In 2013 the Group nearly failed and, had it done so, it would have been a cruel end to a 150-year proud history. In 2014 we took the necessary first steps to repair the damage and we are now set firmly on a journey of recovery. We have repaired our balance sheet, met our commitments to the Co-operative Bank and begun the implementation of fundamental governance reforms. There will be no quick fixes though, and it will take at least three years to rebuild the Co-operative, to a position where we can promise sustainable ongoing growth. Embedding our new constitution will run alongside this. The reassurance we can give to our Members is that we are now fully engaged in the work of rebuilding an iconic and much loved organisation.
This work is far more than just another commercial turnaround.
We are one of the world’s largest consumer co-operatives, the largest mutual in Britain, and we must operate in a way that makes us distinct in the community. Our Rebuild plans are about ensuring we deliver this promise.
Perhaps our most important work last year was to develop and announce our new Purpose, taking the Co-operative back to what it should stand for. Announced at the AGM in May, it is ‘championing a better way of doing business for you and your communities’. No other group of national scale could have this Purpose and the UK needs such an organisation in the 21st century as it did in the 19th.
As we worked last year to address our governance issues, we also had to deal with the financial consequences of long-term poor decision-making and inadequate business oversight that has inhibited the performance of all of our businesses. As a result of our crisis we eroded a huge proportion of the assets built up by our Members over a period of 150 years.
Our mergers and acquisitions of the past, having failed to give us the promised commercial benefits, had led to an unsustainable level of debt causing our lenders considerable concern. Reducing our debt has allowed us to take greater control of our investment decisions. Repairing our balance sheet meant selling three of our businesses, Farms, Pharmacy and Sunwin Services. We succeeded in finding good buyers and achieved excellent prices for all three businesses, yielding £0.9bn in total.
Having addressed governance and debt issues we have been able to focus on the details of our Rebuild agenda and give greater attention to a smaller portfolio of five businesses, all of which require investment.
We have developed a convincing plan to advance the commercial performance of Food, our largest business, which concentrates on improving and growing our core convenience offer where we have a track record of success and a strong nationwide presence. We have developed a detailed turnaround plan for our General Insurance business with new investment in digital technology. We want to grow our market-leading Funeralcare business and clearly define the future of our Legal Services offering.
We have already made the Group more efficient, delivering a new target operating model aligned to our Rebuild strategy and we are pushing further with efficiencies, making sure we have the appropriate running costs that allow us to invest where our customers will see the difference. Savings of over £100m were delivered in the year.
The figures in this report already show some early success in stabilising the Group. Whilst comparisons are difficult because of the extraordinary events of 2013, we have moved from a £2.3bn loss reported in 2013 to a £216m profit. Our debt is back at a more manageable level, having reached £1.5bn before our disposals. It is forecast to remain below £900m during the three years of our Rebuild strategy.
Our core Food convenience store estate is growing with 82 new convenience stores opened during 2014 and over 700 stores refurbished.
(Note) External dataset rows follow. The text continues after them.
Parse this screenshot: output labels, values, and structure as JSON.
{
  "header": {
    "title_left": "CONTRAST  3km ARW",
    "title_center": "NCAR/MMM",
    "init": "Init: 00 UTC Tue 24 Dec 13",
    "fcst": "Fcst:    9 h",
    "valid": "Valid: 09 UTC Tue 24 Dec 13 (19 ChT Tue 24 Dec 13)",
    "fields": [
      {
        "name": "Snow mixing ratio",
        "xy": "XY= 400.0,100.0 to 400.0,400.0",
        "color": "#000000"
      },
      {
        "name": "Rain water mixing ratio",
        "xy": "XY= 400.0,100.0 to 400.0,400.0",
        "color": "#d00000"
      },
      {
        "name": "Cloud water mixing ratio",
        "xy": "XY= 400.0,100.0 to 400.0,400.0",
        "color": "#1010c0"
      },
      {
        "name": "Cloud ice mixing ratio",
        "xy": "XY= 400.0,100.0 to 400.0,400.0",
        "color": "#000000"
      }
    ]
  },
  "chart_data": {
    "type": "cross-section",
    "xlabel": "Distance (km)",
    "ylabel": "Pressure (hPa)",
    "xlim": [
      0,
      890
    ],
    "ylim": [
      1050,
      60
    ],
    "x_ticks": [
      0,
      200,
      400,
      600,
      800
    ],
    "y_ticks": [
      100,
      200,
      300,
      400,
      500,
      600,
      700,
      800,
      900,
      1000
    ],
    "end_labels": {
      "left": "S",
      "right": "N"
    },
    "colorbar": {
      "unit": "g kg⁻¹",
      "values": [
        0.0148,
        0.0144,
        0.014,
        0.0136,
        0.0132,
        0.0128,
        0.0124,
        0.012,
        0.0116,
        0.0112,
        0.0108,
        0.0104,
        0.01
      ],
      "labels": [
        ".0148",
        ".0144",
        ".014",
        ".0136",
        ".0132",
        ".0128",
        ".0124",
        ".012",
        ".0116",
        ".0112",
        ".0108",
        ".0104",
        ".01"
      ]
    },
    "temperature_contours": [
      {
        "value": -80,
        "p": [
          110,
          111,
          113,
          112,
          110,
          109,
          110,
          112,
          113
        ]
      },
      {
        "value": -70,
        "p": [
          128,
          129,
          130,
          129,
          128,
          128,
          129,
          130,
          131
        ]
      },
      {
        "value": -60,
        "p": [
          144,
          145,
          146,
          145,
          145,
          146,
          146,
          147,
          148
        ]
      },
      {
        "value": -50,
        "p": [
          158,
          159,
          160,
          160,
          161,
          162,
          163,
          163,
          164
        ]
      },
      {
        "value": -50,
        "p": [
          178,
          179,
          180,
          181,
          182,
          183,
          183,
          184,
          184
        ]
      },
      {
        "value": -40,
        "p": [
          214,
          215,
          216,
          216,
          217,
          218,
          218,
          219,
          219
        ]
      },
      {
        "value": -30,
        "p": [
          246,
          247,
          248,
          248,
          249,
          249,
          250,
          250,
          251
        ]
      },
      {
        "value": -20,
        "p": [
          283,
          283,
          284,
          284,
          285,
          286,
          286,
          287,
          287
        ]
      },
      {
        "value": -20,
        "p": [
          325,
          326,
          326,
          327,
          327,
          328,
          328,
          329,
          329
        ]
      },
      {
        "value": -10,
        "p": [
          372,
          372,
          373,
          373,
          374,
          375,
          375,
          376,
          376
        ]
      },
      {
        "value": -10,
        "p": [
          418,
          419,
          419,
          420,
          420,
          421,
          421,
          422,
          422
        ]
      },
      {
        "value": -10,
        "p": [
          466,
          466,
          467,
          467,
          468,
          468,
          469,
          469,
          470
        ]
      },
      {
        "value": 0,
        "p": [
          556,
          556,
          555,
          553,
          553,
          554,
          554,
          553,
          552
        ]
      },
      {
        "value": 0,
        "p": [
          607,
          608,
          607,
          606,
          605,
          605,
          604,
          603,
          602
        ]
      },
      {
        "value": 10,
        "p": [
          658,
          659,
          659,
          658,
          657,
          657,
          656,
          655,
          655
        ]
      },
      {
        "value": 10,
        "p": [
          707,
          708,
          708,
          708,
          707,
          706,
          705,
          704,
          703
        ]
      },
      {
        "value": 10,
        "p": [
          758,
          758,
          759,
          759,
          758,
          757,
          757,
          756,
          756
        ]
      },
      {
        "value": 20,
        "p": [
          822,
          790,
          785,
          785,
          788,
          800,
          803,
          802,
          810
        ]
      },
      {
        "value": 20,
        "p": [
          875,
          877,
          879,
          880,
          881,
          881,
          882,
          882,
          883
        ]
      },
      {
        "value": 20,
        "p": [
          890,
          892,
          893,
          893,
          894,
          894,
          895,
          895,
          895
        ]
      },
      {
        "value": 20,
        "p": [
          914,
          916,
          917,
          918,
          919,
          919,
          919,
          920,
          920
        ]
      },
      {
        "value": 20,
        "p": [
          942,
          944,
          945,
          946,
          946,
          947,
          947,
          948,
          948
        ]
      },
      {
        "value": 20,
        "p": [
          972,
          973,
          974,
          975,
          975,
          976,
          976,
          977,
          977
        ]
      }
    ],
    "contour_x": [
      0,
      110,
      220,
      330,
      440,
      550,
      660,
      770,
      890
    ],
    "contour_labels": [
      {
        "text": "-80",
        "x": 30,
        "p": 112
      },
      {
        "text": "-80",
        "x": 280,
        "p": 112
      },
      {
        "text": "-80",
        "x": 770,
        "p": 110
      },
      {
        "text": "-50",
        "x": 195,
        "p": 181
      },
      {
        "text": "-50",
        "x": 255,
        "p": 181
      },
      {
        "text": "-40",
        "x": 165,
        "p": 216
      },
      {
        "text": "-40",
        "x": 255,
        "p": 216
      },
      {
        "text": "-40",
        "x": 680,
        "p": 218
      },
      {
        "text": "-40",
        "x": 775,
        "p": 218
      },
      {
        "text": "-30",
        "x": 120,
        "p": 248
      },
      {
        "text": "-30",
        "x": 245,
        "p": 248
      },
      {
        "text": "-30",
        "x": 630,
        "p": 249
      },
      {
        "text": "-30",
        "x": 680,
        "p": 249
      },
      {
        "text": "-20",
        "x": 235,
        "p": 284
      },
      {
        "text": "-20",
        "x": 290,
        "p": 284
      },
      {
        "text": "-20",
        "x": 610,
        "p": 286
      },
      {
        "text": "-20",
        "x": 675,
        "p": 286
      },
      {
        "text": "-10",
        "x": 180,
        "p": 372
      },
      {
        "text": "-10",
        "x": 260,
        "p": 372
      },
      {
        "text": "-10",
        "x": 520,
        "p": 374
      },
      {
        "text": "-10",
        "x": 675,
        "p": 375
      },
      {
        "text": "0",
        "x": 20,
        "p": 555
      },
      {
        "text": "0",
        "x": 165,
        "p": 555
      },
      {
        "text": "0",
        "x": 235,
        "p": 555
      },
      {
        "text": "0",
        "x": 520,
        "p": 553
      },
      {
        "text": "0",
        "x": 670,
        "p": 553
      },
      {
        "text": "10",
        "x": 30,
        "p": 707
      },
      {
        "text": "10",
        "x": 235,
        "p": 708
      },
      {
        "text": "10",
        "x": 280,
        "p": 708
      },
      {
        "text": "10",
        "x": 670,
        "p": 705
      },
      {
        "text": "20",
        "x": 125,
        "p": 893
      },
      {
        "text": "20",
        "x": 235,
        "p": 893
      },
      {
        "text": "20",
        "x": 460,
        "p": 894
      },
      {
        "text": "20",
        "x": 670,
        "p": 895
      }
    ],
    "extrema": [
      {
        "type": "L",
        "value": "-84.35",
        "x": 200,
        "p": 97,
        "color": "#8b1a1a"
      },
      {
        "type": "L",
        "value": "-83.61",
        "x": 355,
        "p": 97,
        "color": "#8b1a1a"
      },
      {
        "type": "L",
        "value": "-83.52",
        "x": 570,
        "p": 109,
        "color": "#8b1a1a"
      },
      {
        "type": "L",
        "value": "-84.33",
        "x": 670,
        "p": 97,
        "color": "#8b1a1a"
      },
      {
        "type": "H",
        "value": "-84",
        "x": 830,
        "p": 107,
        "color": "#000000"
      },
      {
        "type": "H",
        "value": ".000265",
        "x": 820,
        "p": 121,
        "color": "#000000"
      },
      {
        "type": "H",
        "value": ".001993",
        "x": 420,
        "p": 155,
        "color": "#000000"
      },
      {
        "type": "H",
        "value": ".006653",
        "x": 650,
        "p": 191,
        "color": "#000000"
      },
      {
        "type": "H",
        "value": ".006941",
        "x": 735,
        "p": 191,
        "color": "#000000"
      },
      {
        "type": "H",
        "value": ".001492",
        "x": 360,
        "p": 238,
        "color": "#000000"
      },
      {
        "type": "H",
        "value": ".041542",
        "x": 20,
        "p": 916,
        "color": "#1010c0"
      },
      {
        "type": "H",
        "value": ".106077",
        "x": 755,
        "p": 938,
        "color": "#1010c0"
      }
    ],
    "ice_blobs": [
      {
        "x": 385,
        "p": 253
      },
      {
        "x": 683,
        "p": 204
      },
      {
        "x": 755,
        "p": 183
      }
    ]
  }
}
Convenience store sales were up 3.2%, versus the market performance of 2.0%. We must use the profits we are now generating to address long-term underinvestment in our businesses. This means we will not be paying a Member dividend throughout the Rebuild phase of our turnaround.
Key to a successful Rebuild phase will be renewed engagement with our Members, who own the Society. Today our activities are not meaningful enough to resonate with the vast majority of Members. Out of over 8 million Members, 2.9 million Members have traded sufficiently with us to qualify to vote and we have the aspiration to increase voter turnout following our governance reforms. We need more Members engaging with us at all levels, whether through trade, community activities or the democratic process. Otherwise, we cease to be relevant. Further into the Rebuild phase, when we are ready, we will relaunch our membership proposition. It will contain compelling and clear benefits that only a co-operative can provide. Through every encounter and transaction we will demonstrate that we are making a co-operative difference. We will be testing the best of these ideas later this year.
Returning to being a campaigning business, showing leadership on social issues that matter to our Members, is also back on the agenda. However, it is important that our ambitions are realistic at this stage of our recovery and we must get ourselves back in shape commercially to ensure we can make an impact with our work. Our social campaigning must be proportionate to our strength, it must resonate with our Members and it must champion a better way to do business.
Let me take this opportunity to pay tribute to our former Chair, Ursula Lidbetter, the Chief Executive of Lincolnshire Co-operative, who stepped into the role at short notice in the midst of our crisis in November 2013. Ursula showed tremendous dedication, professionalism and commitment as she steered us through a difficult period of change for our elected Members and a traumatic time for the Group as a whole. She is a credit to the co-operative movement.
We have come through difficult times but we are now clear about the journey ahead. There can be no more worthwhile job in business than rebuilding the Co-operative.